In September 2016, Deng decided to bring his FLC model to Africa and he made it with the help of two other foundations the next year.
Since March, the campaign has served almost 1,200 children at six Chinese-supported primary schools in the Mathare slum in Nairobi, Kenya. The slum is home to some 700,000 people, half of whom are children living on one meal a day.
“Schooling is not their priority if they can’t afford to eat. Their children could drop out of school anytime,” says Yin Binbin, head of the FLC African team and founder of Dream Building Service Association, a Kenya-based NGO.
Deng showed Kenyan children eating their free lunches on his microblog, but received a lot of criticism. “Not every donor could understand the significance of supporting underprivileged children in Africa given the number of poor kids in China,” says Deng.
Hunger and poverty have hindered the development of many African countries. “Now China has robust growth, why don’t we try to help more under-developed countries?! ” Deng says.

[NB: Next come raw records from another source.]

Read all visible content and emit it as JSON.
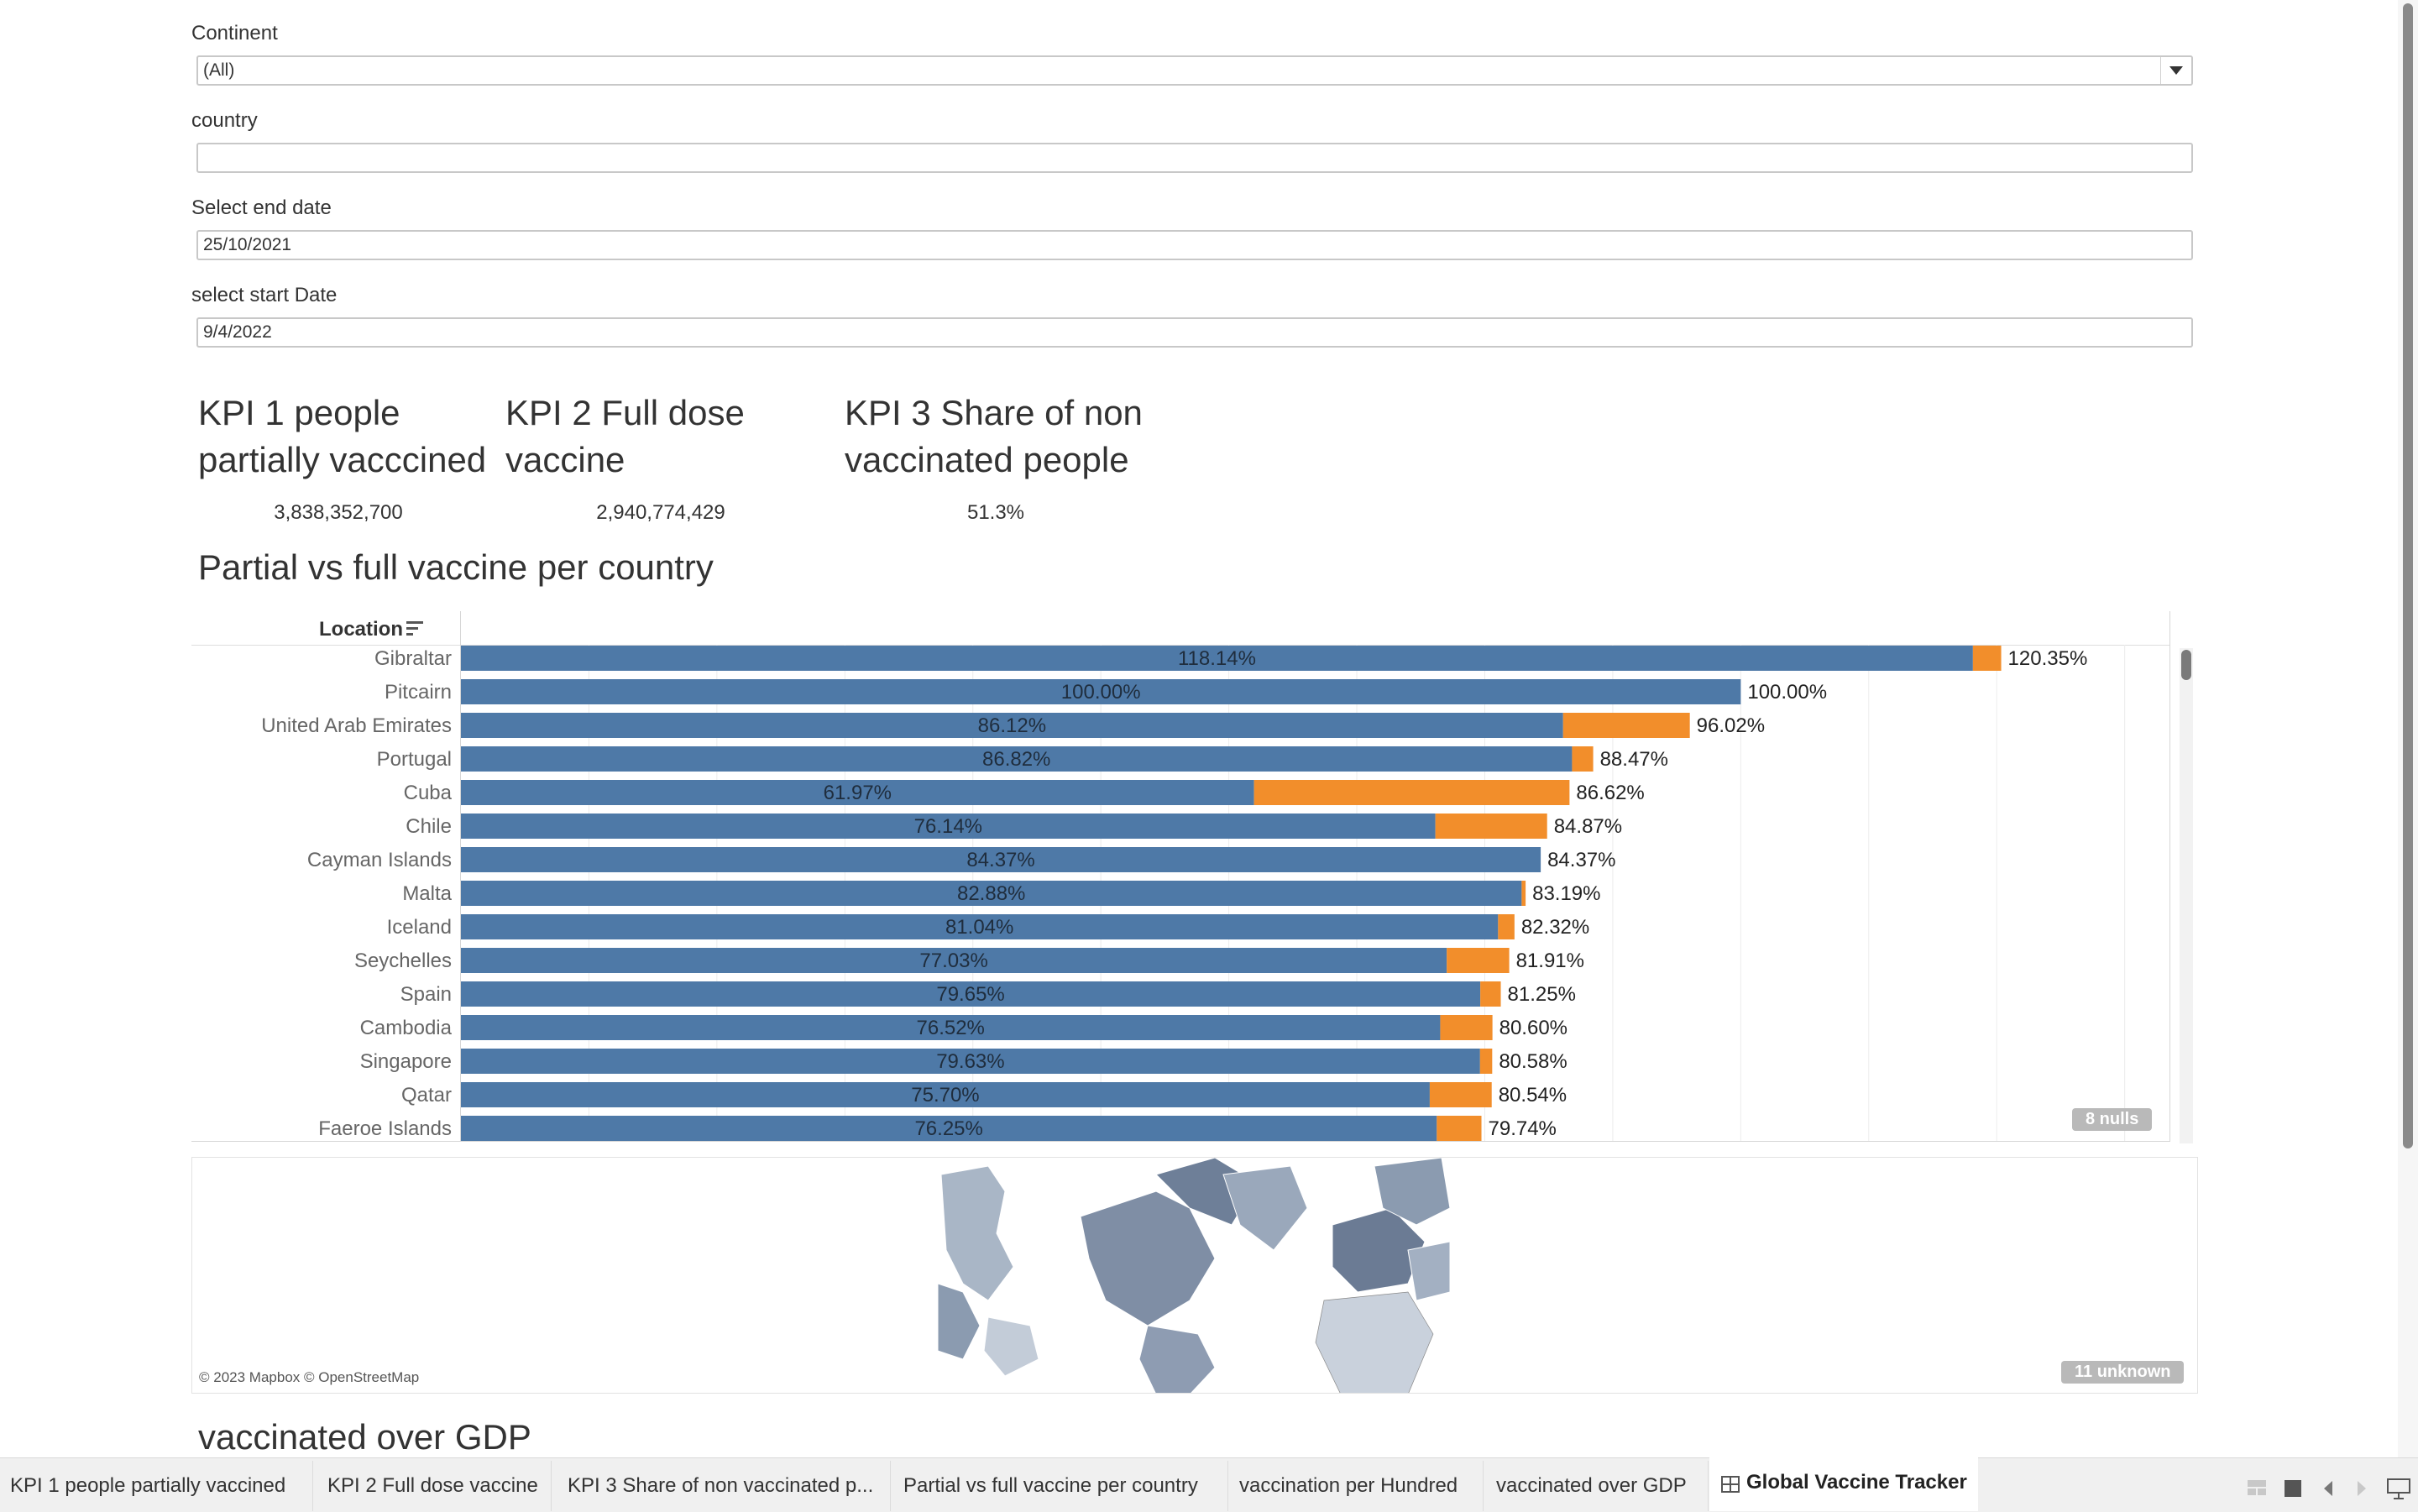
{
  "filters": {
    "continent": {
      "label": "Continent",
      "value": "(All)"
    },
    "country": {
      "label": "country",
      "value": ""
    },
    "end_date": {
      "label": "Select end date",
      "value": "25/10/2021"
    },
    "start_date": {
      "label": "select start Date",
      "value": "9/4/2022"
    }
  },
  "kpis": [
    {
      "title_line1": "KPI 1 people",
      "title_line2": "partially vacccined",
      "value": "3,838,352,700"
    },
    {
      "title_line1": "KPI 2 Full dose",
      "title_line2": "vaccine",
      "value": "2,940,774,429"
    },
    {
      "title_line1": "KPI 3 Share of non",
      "title_line2": "vaccinated people",
      "value": "51.3%"
    }
  ],
  "chart_section": {
    "title": "Partial vs full vaccine per country",
    "column_header": "Location",
    "nulls_badge": "8 nulls"
  },
  "chart_data": {
    "type": "bar",
    "orientation": "horizontal",
    "stacked": true,
    "categories": [
      "Gibraltar",
      "Pitcairn",
      "United Arab Emirates",
      "Portugal",
      "Cuba",
      "Chile",
      "Cayman Islands",
      "Malta",
      "Iceland",
      "Seychelles",
      "Spain",
      "Cambodia",
      "Singapore",
      "Qatar",
      "Faeroe Islands"
    ],
    "series": [
      {
        "values": [
          118.14,
          100.0,
          86.12,
          86.82,
          61.97,
          76.14,
          84.37,
          82.88,
          81.04,
          77.03,
          79.65,
          76.52,
          79.63,
          75.7,
          76.25
        ],
        "color": "#4e79a7"
      },
      {
        "values": [
          2.21,
          0,
          9.9,
          1.65,
          24.65,
          8.73,
          0,
          0.31,
          1.28,
          4.88,
          1.6,
          4.08,
          0.95,
          4.84,
          3.49
        ],
        "color": "#f28e2b"
      }
    ],
    "inner_labels": [
      "118.14%",
      "100.00%",
      "86.12%",
      "86.82%",
      "61.97%",
      "76.14%",
      "84.37%",
      "82.88%",
      "81.04%",
      "77.03%",
      "79.65%",
      "76.52%",
      "79.63%",
      "75.70%",
      "76.25%"
    ],
    "total_labels": [
      "120.35%",
      "100.00%",
      "96.02%",
      "88.47%",
      "86.62%",
      "84.87%",
      "84.37%",
      "83.19%",
      "82.32%",
      "81.91%",
      "81.25%",
      "80.60%",
      "80.58%",
      "80.54%",
      "79.74%"
    ],
    "xlim": [
      0,
      133.5
    ]
  },
  "map": {
    "attribution": "© 2023 Mapbox © OpenStreetMap",
    "unknown_badge": "11 unknown"
  },
  "next_section": {
    "title": "vaccinated over GDP"
  },
  "tabs": [
    "KPI 1 people partially vaccined",
    "KPI 2 Full dose vaccine",
    "KPI 3 Share of non vaccinated p...",
    "Partial vs full vaccine per country",
    "vaccination per Hundred",
    "vaccinated over GDP",
    "Global Vaccine Tracker"
  ],
  "colors": {
    "full": "#4e79a7",
    "partial": "#f28e2b",
    "badge": "#b9b9b9"
  },
  "icons": [
    "dropdown-arrow-icon",
    "sort-icon",
    "dashboard-icon",
    "grid-view-icon",
    "full-view-icon",
    "prev-icon",
    "next-icon",
    "presentation-icon"
  ]
}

As well as an initial 1 million yuan from Beijing-based Pearl Humanitarian Rescue Institution, the campaign has set up its own foundation in the U.S. and started fundraising in the U.S. and Europe to support its overseas projects. Deng reassured his followers that all Chinese donations would support Chinese children.
Many African countries have supported the campaign, and promised to help monitor food safety and finances. FLC is in talks with schools from various countries and plans to bring free lunches to 10 countries, including Uganda and Ethiopia, by the end of this year.
“When FLC is established here, we propose to put other programs like the commercial critical illness insurance into practice,” says Deng. “We hope our work in China will also shed light on dealing with African problems such as hunger and public health.”